Amsterdam Colloquium 2017

Workshops


Causality and Semantics

Invited Speakers: 

  • Hannes Leitgeb (Ludwig Maximilian University of Munich)

Organizers: Katrin Schulz, Robert van Rooij, Franz Berto, Peter Hawke

Philosophers such as David Lewis take the semantics of subjunctive conditionals as crucial for the analysis of causal statements. But various authors go the other way around, claiming that we need to take the concept of causation (perhaps with structural equations, as argued by authors like Pearl) as a starting point, in order to understand and assess subjunctives. Do subjunctive claims ground causal claims, then, or is it the other way round? What kind of grounding is involved here? Answering questions in this area involves work at the intersection of linguistic semantics, logic, cognitive science, the philosophy of science, modal epistemology, and metaphysics. We invite contributions addressing this topic, and especially welcome ones that try to bridge the gap between different approaches to the semantics of causal claims and conditionals.

 


  

Formal and Distributional Perspectives on Meaning

Invited speakers: 

  • Raffaella Bernardi (University of Trento)
  • Louise McNally (Universitat Pompeu Fabra)

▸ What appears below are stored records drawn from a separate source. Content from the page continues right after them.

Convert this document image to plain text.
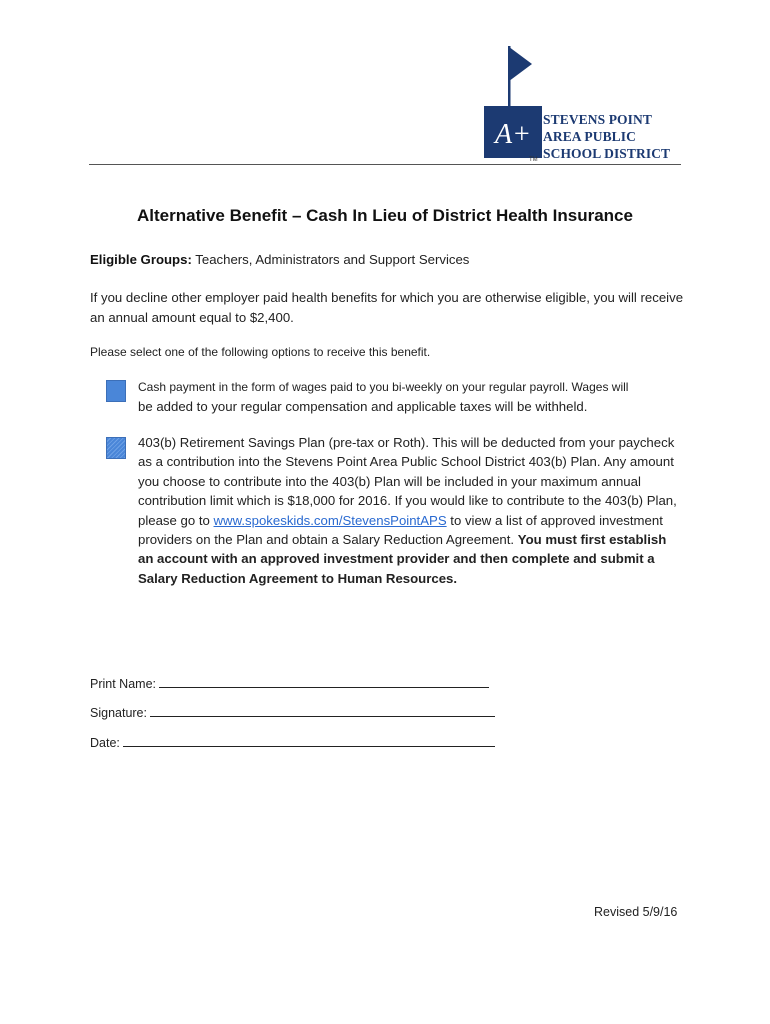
A+ STEVENS POINT
AREA PUBLIC
SCHOOL DISTRICT
TM
Alternative Benefit – Cash In Lieu of District Health Insurance
Eligible Groups: Teachers, Administrators and Support Services
If you decline other employer paid health benefits for which you are otherwise eligible, you will receive an annual amount equal to $2,400.
Please select one of the following options to receive this benefit.
Cash payment in the form of wages paid to you bi-weekly on your regular payroll. Wages will
be added to your regular compensation and applicable taxes will be withheld.
403(b) Retirement Savings Plan (pre-tax or Roth). This will be deducted from your paycheck as a contribution into the Stevens Point Area Public School District 403(b) Plan. Any amount you choose to contribute into the 403(b) Plan will be included in your maximum annual contribution limit which is $18,000 for 2016. If you would like to contribute to the 403(b) Plan, please go to www.spokeskids.com/StevensPointAPS to view a list of approved investment providers on the Plan and obtain a Salary Reduction Agreement. You must first establish an account with an approved investment provider and then complete and submit a Salary Reduction Agreement to Human Resources.
Print Name:
Signature:
Date:
Revised 5/9/16
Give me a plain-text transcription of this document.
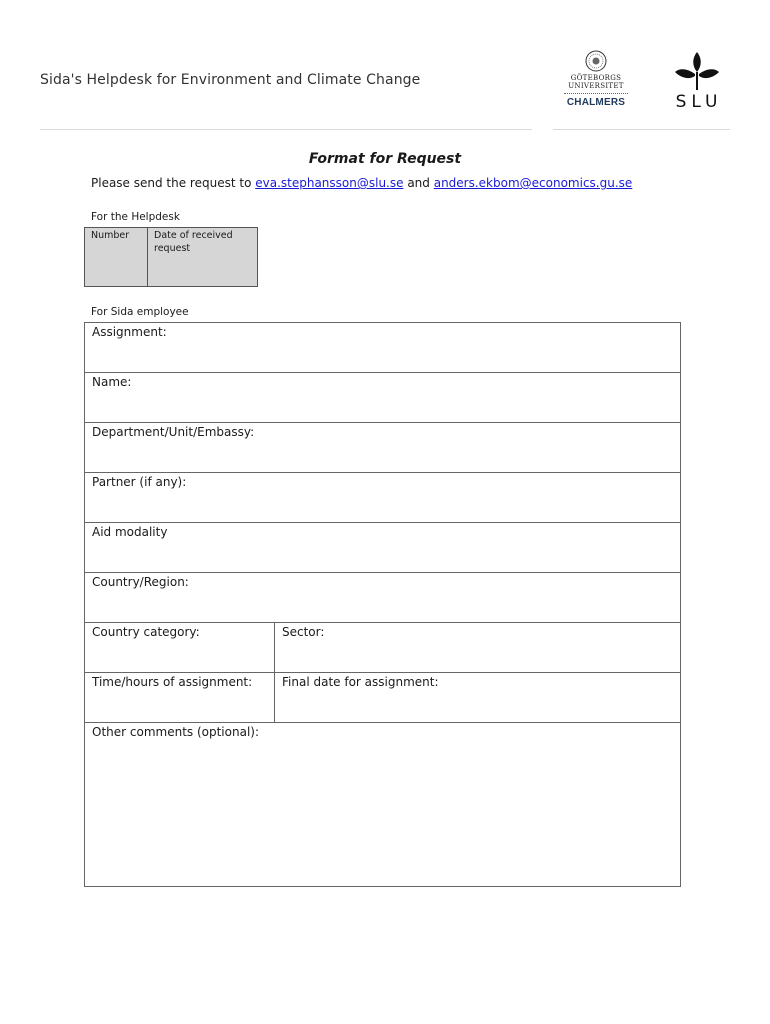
Sida's Helpdesk for Environment and Climate Change	GÖTEBORGS
UNIVERSITET
CHALMERS	SLU
Format for Request
Please send the request to eva.stephansson@slu.se and anders.ekbom@economics.gu.se
For the Helpdesk
Number	Date of received request
For Sida employee
Assignment:	
Name:	
Department/Unit/Embassy:	
Partner (if any):	
Aid modality	
Country/Region:	
Country category:	Sector:
Time/hours of assignment:	Final date for assignment:
Other comments (optional):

Organizers:  Raquel Fernandez Rovira

Formal Semantics is grounded in a logic-based symbolic tradition mainly concerned with the inferential properties of language. In contrast, Distributional Semantics focuses on aspects related to descriptive content and makes use of algebraic techniques to manipulate semantic representations derived by statistical means. As argued by Boleda & Herbelot (2016), the two frameworks have complementary strengths. The aim of this workshop is to bring together formal and computational semanticists interested in synergies between these two approaches to meaning. Contributions that attempt to integrate the formal and distributional traditions are particularly welcome.

 


  

Satellite workshop on Inquisitive Semantics

Directly preceding the Amsterdam Colloquium there will be a two-day satellite workshop on inquisitive semantics and related topics, which has a separate Call for Papers.